Steuergeschenke für Familien
In Sachen Außenpolitik und dem Krieg in der Ukraine erhielt Trump mehrere Chancen, sich zur Unterstützung der Ukraine zu bekennen und zu einer Niederlage Russlands. Er nutzte sie nicht, stattdessen betonte er ein ums andere Mal, den Krieg mit einer Verhandlung zu beenden. „Das ist ein Krieg, der unbedingt beigelegt werden muss“, sagte er, ein Krieg, den „die USA hinter sich bringen muss“. Wie üblich bleibt es damit Interpretationssache, wie eine mögliche zweite Trump-Regierung mit der Ukraine umgehen würde. Die Äußerung deutet jedoch darauf hin, dass sie der Kreml-Linie nachgeben könnte, die den aktuellen Status quo, die besetzten Gebiete weltweit als neues russisches Territorium faktisch anerkannt sehen will. Mike Pompeo, Ex-Außenminister der ersten Trump-Regierung, hatte im Juli einen „Trump-Friedensplan“ veröffentlicht: darin geht es um die Schaffung eines 500 Milliarden Dollar schweren Leih- und Pachtprogramms für die Ukraine zum Waffenkauf, „Aufrüstung der amerikanischen Rüstungsindustrie“ und „rasche Aufnahme der Ukraine (in die Europäische Union, Anm. d.
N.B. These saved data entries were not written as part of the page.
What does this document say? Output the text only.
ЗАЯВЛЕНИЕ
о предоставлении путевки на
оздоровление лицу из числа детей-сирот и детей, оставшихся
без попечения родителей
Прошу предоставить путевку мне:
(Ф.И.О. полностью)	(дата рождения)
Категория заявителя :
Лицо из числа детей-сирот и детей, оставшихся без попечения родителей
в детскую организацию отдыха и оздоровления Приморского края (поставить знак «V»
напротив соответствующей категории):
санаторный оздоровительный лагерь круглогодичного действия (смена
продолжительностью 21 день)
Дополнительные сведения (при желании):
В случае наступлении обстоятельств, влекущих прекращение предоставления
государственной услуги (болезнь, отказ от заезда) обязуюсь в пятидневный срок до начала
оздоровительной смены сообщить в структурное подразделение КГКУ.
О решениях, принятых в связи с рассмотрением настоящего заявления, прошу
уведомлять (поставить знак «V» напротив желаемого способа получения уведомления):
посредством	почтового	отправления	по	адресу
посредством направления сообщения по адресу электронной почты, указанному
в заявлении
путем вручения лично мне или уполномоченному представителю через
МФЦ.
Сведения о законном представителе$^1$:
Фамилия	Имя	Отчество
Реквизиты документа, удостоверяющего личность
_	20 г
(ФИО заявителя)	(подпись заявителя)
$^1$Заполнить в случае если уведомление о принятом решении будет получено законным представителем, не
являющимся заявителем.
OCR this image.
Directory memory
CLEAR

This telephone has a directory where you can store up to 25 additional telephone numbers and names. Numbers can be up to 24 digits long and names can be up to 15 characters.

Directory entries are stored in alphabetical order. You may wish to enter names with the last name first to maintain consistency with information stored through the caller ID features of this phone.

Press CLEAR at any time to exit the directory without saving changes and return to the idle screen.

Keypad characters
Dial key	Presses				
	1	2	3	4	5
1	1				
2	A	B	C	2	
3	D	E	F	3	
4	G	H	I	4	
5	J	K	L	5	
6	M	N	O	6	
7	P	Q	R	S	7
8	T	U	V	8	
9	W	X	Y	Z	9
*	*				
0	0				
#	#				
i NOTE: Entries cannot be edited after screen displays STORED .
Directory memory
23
Red.) sowie Hilfe bei der Modernisierung und Entwicklung ihrer Wirtschaft“. Ein Geschenk für die US-amerikanische Rüstungsindustrie, einerseits. Andererseits aber ist unklar, ob Trump überhaupt etwas mit dem Plan zu tun hat. Geäußert hat er sich dazu nicht.
Selbst konservative Medien wie Fox News waren sich einig, dass die Debatte ein Punktsieg für Kamala Harris war: Sie sei besser vorbereitet gewesen, ihre Antworten waren kohärent und plausibel, während Trump oftmals wie ein verbitterter alter Mann wirkte, unzusammenhängende Phrasen polterte und während seiner Antworten oft abschweifte, meist zu seinem Lieblingsthema Migration.
Was bedeutet dies nun für den Wahlkampf? Der Enthusiasmus, der Kamala Harris in den Umfragen mehr und mehr in Führung brachte, verebbt langsam. Dennoch sahen sie Blitzumfragen nach der Debatte deutlich vorne, auch dies könnte in den kommenden Wochen weiterhelfen. Noch aber ist es ein Kampf bergauf, der vor allem in den Swing States gewonnen werden muss. In den meisten liegt Harris knapp in Führung, doch deutlich innerhalb der Fehlertoleranz von zwei bis drei Prozentpunkten. Nach wie vor ist das Rennen also alles andere als entschieden.